The beginning of the book is rather slow, and is a rather long “hook” in order to get readers who may not be interested in computer science to have enough motivation to read the rest of the book. The first chapter was very interesting, and presented the multitude of cool problems that are NP such as the travelling salesman problem, cliques, and graph-coloring (a personal favorite of mine). To me, these are interesting enough to want to pursue a solution. But, of course, practical applications are most important to a lay-reader.

To catch the interest of these readers, the author then paints a fantastic possible future in which we can optimize everything: flights, weather patterns, schedules, etc.This a glorious picture of what could happen if someone creates an algorithm with solves NP problems in P time serves to provide real-world motivation to solve this problem. He admits that this is rather unlikely, but it does a great job of showing how much impact solving this problem could be.

From there, he discusses the history of the P-NP problem. I found this to be interesting, and he brought up many other important computer science results (such as the halting problem). The history and interest of the problem is explored deeply. The most interesting part of this section comes when he discusses the fact that computer scientists in the West and East both happened upon this problem, despite being separated by the Cold War.

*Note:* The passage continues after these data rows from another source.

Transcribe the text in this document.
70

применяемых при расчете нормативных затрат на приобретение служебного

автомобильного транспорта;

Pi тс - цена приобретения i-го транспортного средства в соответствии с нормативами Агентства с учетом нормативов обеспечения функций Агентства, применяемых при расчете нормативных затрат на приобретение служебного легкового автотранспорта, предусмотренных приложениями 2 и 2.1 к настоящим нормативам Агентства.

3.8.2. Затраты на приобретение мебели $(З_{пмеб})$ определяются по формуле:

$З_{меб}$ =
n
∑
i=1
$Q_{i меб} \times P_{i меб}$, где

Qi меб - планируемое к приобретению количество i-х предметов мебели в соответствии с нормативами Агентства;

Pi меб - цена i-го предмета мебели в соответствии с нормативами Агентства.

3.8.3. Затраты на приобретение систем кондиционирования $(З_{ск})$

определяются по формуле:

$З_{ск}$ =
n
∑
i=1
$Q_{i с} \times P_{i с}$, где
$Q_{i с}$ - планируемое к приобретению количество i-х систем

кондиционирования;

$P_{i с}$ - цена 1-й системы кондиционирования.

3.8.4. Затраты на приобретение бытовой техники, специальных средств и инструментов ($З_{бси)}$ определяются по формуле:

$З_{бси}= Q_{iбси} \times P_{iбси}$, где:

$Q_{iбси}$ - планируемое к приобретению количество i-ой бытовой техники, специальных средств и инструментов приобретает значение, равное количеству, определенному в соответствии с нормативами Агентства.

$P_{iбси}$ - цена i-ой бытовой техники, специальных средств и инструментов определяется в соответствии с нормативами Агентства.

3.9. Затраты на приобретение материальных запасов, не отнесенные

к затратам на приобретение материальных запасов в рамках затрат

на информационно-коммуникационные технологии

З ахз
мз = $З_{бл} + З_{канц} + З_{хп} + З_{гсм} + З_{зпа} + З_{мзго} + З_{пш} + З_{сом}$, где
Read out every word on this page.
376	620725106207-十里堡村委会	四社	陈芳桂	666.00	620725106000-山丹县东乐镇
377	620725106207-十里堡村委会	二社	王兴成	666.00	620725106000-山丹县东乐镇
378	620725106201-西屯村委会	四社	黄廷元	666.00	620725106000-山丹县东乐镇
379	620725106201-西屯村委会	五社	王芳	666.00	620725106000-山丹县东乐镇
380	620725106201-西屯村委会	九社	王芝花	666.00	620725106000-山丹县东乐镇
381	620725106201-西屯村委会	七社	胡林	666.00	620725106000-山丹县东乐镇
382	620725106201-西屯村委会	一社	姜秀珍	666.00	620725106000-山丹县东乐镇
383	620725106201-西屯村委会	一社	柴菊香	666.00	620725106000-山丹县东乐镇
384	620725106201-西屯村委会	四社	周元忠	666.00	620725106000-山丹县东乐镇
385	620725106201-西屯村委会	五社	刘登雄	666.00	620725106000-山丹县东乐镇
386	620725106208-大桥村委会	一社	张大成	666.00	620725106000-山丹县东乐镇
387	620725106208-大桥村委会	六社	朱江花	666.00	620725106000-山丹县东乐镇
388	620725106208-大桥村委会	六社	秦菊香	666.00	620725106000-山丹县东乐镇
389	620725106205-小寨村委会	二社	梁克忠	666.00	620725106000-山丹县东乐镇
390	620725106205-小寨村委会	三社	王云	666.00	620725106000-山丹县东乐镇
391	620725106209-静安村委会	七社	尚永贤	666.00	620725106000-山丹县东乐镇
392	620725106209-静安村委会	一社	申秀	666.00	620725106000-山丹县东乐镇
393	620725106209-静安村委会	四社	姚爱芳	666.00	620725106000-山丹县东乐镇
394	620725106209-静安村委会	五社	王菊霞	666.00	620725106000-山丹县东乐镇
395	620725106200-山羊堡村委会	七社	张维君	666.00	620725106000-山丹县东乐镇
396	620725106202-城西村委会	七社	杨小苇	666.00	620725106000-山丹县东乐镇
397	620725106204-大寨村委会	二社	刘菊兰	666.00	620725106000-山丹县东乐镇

The more interesting topics in the book follow from here. The author describes how cryptography depends on the idea that there are some problems that are too computationally difficult to solve efficiently, specifically that large numbers are hard to factorize. With P=NP, it is unlikely that we would be able to securely transmit information that has been hidden by keys.

The author then touches on different methods of proofs, and which methods have been used in attempts to solve P=NP. These were rather interesting, and difficult to digest on a first pass. I believe the author did an excellent job in his writing here, since he took a problem so difficult that it remains unsolved and explained how one may approach proving it. It also acts as a fuel for future study, as I will be attempting to read the various false proofs of the problem.

P=NP is an objectively interesting problem, and the fact the author was able to convey this to a lay audience was very astounding. I recommend this book to anyone who is interested in computation, but does not have the background necessary to read academic articles on the subject.